Un nuovo studio porta questa comprensione un passo oltre, guardando dentro le menti delle persone mentre coordinano i propri movimenti. I ricercatori hanno riunito 44 coppie di volontari, per un totale di 88 individui, e ha posizionato dei sensori sulle loro teste per registrare l'attività cerebrale durante l'interazione. In un set di esperimenti, alle coppie è stato chiesto di muovere le dita in sincronia l'una con l'altra, seguendo istruzioni specifiche. In un altro, hanno partecipato a un'interazione spontanea faccia a faccia senza alcuna regola prestabilita. L'obiettivo era vedere se l'attività cerebrale di una persona potesse essere trovata corrispondente all'attività cerebrale del proprio partner in un modo che semplici controlli temporali non avrebbero potuto rilevare.

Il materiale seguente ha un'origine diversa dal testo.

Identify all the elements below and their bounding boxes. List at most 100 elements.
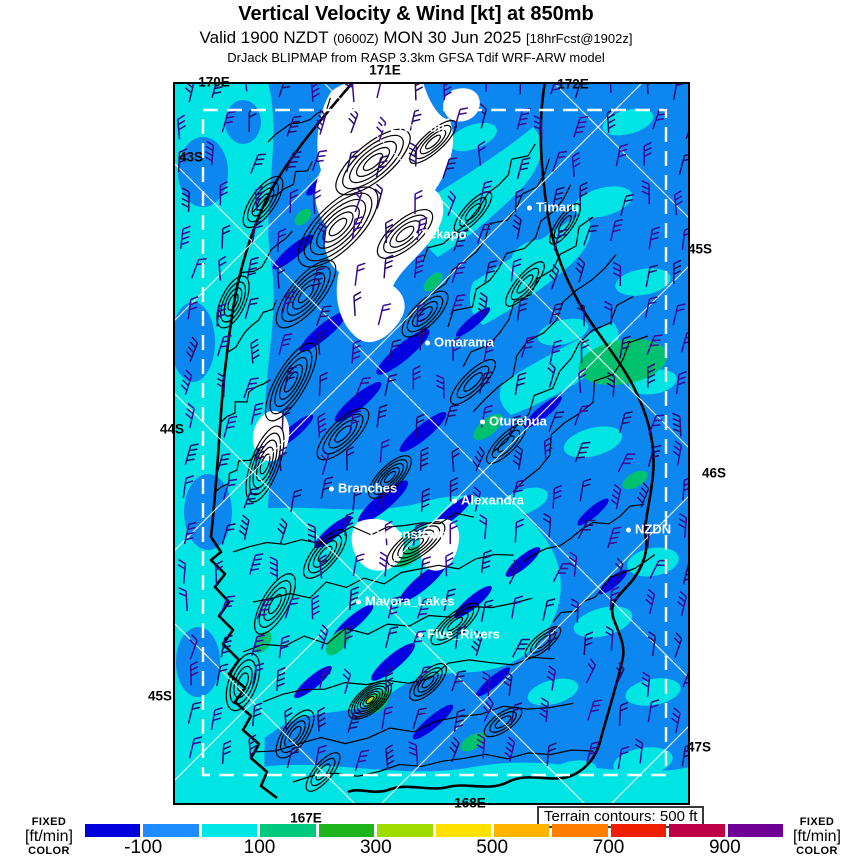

Per trovare questa connessione nascosta, il team ha utilizzato un metodo che combina i movimenti fisici dei partecipanti con l'apprendimento computazionale avanzato. Invece di cercare solo i momenti in cui due cervelli si attivavano esattamente nello stesso istante, hanno mappato i complessi e vorticosi schemi di attività neurale in uno spazio più semplice e a bassa dimensionalità. Immaginate questo spazio come un paesaggio dove ogni punto rappresenta uno stato specifico dell'attività collettiva del cervello. I ricercatori hanno scoperto che, mentre le coppie coordinavano i movimenti, i loro cervelli non si limitavano a scattare insieme; viaggiavano lungo sentieri simili attraverso questo paesaggio. La forma di questi sentieri, e il modo in cui si muovevano in essi, si allineava geometricamente e temporalmente tra i partner. Questo allineamento era uno specchio diretto del loro comportamento coordinato, rivelando una profonda connessione strutturale che i metodi tradizionali di misurazione della sincronia avevano mancato.

Lo studio ha anche scoperto che questi schemi neurali non erano rigidi o fissi. Al contrario, si comportavano come sistemi flessibili che potevano stabilizzarsi in stati stabili, proprio come una pallina che rotola in una valle e vi rimane finché non viene spinta. Questi stati stabili, che i ricercatori descrivono come organizzazioni di tipo attrattore, erano co-regolati tra le due persone. Ciò significa che il modo in cui il cervello di una persona si assestava in un pattern era influenzato dai movimenti dell'altro, e viceversa. I dati suggeriscono che la coordinazione interpersonale emerga non attraverso un legame costante e ininterrotto, ma attraverso l'aggiornamento intermittente di questi schemi interni. Quando un partner si muove, esso rimodella brevemente la dinamica interna dell'altro, permettendogli di riallinearsi e continuare l'interazione senza intoppi.

Queste scoperte offrono un nuovo modo per comprendere come ci connettiamo con gli altri. La ricerca propone che i nostri cervelli utilizzino un quadro comune a bassa dimensionalità per gestire l'interazione sociale, dove i movimenti di un partner fungono da guida per aggiornare i nostri stessi sistemi di controllo interno. Utilizzando la modellazione informata dal movimento per esplorare gli spazi latenti in cui risiede l'attività neurale, lo studio stabilisce un quadro più chiaro del legame tra attività cerebrale, controllo muscolare e la capacità di coordinarsi con un altro essere umano. Dimostra che la magia dell'interazione sociale non è un mistero, ma un processo dinamico e misurabile, dove due menti diventano brevemente un unico sistema per navigare il mondo insieme.